The top U.S. commander in the Pacific told Congress on Wednesday the United States may need to strengthen its missile defenses, particularly in Hawaii, given the advancing threat from North Korea's missile and nuclear weapons programs, APA reports quoting Reuters.
Just before the entire U.S. Senate was due to receive a top-level briefing on North Korea at the White House, Admiral Harry Harris said he believed Pyongyang's threats against the United States needed to be taken seriously.
Earlier on Wednesday, the U.S. military moved parts of an anti-missile defense system to a deployment site in South Korea, triggering protests from villagers and by China - whose help is vital to agreeing and implementing tougher economic sanctions to try to persuade North Korea to abandon its weapons programs.
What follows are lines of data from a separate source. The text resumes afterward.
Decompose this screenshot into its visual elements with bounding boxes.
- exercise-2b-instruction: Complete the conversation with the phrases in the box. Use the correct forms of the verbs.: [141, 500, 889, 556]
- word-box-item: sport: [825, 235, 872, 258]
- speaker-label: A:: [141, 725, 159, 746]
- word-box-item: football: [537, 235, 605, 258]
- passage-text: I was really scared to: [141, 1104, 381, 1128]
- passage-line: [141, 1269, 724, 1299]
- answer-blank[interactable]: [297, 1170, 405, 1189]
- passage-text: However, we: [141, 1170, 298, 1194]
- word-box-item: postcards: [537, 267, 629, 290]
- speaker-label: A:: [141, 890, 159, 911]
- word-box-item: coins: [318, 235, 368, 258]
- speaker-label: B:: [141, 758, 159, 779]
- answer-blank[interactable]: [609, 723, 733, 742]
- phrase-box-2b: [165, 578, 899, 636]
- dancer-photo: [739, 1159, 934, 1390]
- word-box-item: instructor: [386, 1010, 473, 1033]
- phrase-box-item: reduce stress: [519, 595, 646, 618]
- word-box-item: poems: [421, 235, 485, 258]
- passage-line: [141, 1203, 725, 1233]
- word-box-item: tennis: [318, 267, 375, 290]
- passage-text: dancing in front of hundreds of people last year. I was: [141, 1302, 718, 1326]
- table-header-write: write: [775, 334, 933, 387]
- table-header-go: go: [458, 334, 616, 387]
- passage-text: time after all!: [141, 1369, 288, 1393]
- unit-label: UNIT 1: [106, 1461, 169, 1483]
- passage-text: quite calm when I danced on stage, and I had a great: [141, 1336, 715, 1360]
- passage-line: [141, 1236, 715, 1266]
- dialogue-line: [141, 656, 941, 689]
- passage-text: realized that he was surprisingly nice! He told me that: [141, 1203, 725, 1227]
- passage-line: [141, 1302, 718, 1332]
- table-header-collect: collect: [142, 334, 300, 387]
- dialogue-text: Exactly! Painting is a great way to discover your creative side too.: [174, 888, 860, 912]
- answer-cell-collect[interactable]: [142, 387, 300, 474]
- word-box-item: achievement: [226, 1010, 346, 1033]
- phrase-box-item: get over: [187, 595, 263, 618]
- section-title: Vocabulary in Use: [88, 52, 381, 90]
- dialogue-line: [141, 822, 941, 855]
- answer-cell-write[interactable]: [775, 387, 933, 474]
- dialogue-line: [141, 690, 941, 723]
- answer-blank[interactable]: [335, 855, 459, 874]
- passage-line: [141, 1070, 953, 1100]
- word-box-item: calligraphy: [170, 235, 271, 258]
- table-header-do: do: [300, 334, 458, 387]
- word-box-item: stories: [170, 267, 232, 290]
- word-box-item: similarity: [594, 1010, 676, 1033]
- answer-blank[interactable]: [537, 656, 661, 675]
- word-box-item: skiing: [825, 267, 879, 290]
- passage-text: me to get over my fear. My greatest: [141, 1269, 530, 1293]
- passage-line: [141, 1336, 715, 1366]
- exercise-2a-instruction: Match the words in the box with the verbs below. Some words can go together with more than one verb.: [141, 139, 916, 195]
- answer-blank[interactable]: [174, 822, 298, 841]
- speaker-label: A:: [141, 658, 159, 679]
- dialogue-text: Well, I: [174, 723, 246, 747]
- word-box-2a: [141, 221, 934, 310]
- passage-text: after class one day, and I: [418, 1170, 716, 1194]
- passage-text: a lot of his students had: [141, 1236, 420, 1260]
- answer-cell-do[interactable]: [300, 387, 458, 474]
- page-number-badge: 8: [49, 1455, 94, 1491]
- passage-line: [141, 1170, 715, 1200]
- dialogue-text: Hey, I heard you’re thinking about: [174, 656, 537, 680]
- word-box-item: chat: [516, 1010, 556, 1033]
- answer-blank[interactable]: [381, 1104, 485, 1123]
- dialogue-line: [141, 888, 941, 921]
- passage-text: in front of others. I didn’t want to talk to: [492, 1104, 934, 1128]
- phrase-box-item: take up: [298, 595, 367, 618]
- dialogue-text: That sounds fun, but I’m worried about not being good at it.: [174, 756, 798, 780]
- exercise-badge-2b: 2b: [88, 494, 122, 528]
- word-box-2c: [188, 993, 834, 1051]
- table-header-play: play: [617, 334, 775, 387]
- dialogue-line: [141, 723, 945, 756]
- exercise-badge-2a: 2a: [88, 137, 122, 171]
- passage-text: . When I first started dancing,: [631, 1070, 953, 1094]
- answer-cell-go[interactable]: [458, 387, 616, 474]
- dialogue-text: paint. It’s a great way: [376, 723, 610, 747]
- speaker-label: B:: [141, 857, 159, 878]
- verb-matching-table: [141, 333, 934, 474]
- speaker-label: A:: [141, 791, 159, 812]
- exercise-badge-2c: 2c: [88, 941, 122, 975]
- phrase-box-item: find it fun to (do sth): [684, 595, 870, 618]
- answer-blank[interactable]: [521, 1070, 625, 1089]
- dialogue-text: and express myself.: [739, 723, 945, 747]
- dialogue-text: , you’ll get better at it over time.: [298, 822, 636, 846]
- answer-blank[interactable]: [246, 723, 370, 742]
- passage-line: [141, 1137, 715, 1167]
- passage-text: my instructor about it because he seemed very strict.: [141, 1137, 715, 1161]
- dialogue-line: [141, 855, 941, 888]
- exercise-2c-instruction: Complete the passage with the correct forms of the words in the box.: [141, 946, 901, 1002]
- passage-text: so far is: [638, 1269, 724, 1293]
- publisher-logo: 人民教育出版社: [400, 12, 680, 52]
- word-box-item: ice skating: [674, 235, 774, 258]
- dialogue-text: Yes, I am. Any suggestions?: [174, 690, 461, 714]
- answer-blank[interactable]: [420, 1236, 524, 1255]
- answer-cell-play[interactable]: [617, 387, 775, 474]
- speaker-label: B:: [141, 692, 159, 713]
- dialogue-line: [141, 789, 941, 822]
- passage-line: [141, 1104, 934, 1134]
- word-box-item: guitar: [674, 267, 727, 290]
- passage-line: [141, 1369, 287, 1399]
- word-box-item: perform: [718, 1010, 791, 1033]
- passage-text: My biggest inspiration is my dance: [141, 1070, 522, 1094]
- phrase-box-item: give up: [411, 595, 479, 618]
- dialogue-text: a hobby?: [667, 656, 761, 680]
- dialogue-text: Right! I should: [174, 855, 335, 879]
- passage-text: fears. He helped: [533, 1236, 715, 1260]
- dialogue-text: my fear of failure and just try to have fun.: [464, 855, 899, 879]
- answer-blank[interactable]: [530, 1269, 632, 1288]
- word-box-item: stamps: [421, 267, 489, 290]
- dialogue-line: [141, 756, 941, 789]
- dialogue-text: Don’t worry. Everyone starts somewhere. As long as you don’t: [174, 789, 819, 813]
North Korea's growing nuclear and missile threat is perhaps the most serious security challenge confronting U.S. President Donald Trump. He has vowed to prevent North Korea from being able to hit the United States with a nuclear missile.
Harris told lawmakers the Terminal High Altitude Area Defense (THAAD) system would be operational "in coming days."
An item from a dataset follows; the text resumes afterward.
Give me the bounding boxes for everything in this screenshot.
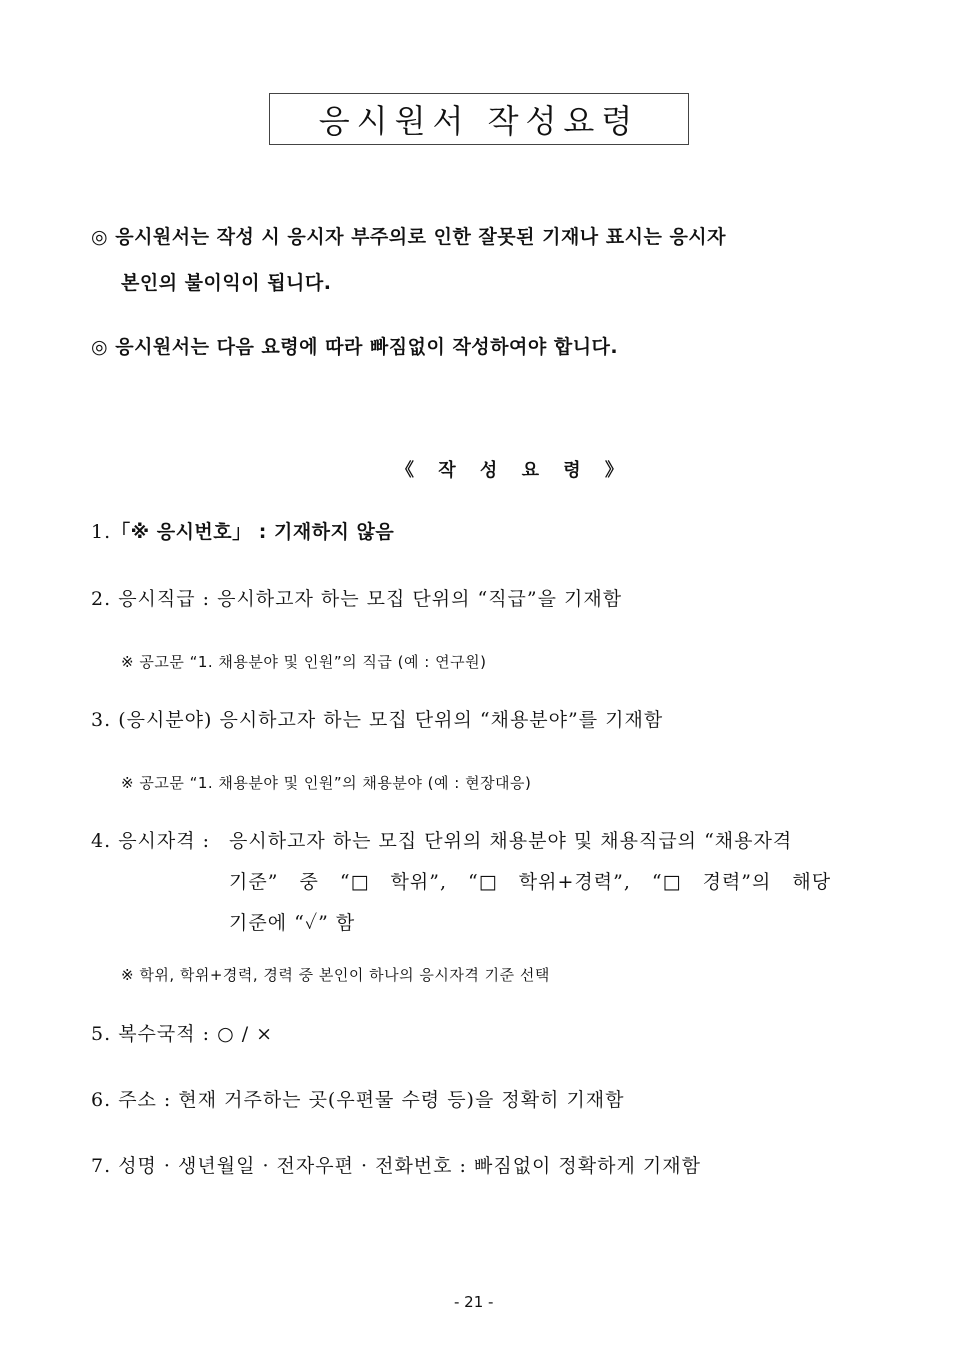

He said the defenses of Hawaii were sufficient for now but could one day be overwhelmed, and suggested studying stationing new radar there as well as interceptors to knock out any incoming North Korean missiles.
"I don't share your confidence that North Korea is not going to attack either South Korea, or Japan, or the United States ... once they have the capability," Harris told one lawmaker.
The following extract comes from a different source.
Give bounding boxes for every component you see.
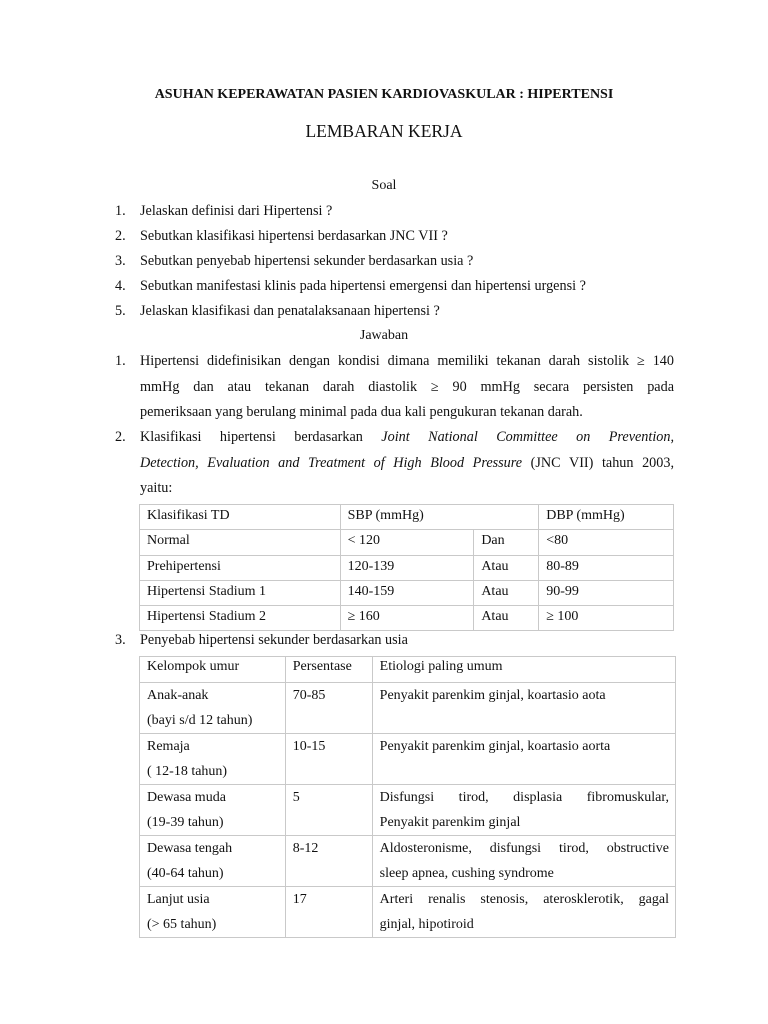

Washington and Pyongyang have stepped up warnings to each other in recent weeks amid concerns that Pyongyang may soon conduct a sixth nuclear bomb test.
Washington has said all options are on the table, including military strikes, but officials have stressed that the current focus is on stepped-up sanctions on North Korea, which are expected to be discussed at a U.N. Security Council meeting on Friday chaired by U.S. Secretary of State Rex Tillerson.
Harris's testimony was the latest sobering reminder of growing U.S. alarm about North Korea. The country has yet to test a missile capable of reaching the United States, but experts say it could have the capability some time after 2020.
U.S. officials have warned that a conflict with North Korea could have a devastating effect on ally South Korea and U.S. troops based there, a point Pyongyang underscored by a big live-fire exercise on Tuesday to mark the foundation of its military.Harris conceded that North Korean retaliation to any U.S. strikes could cause many casualties in South Korea, but added that there was the risk "of a lot more Koreans and Japanese and Americans dying if North Korea achieves its nuclear aims and does what (North Korean leader Kim Jong Un) has said it’s going to do."
North Korea has vowed to strike the United States and its Asian allies at the first sign of any attack on its territory.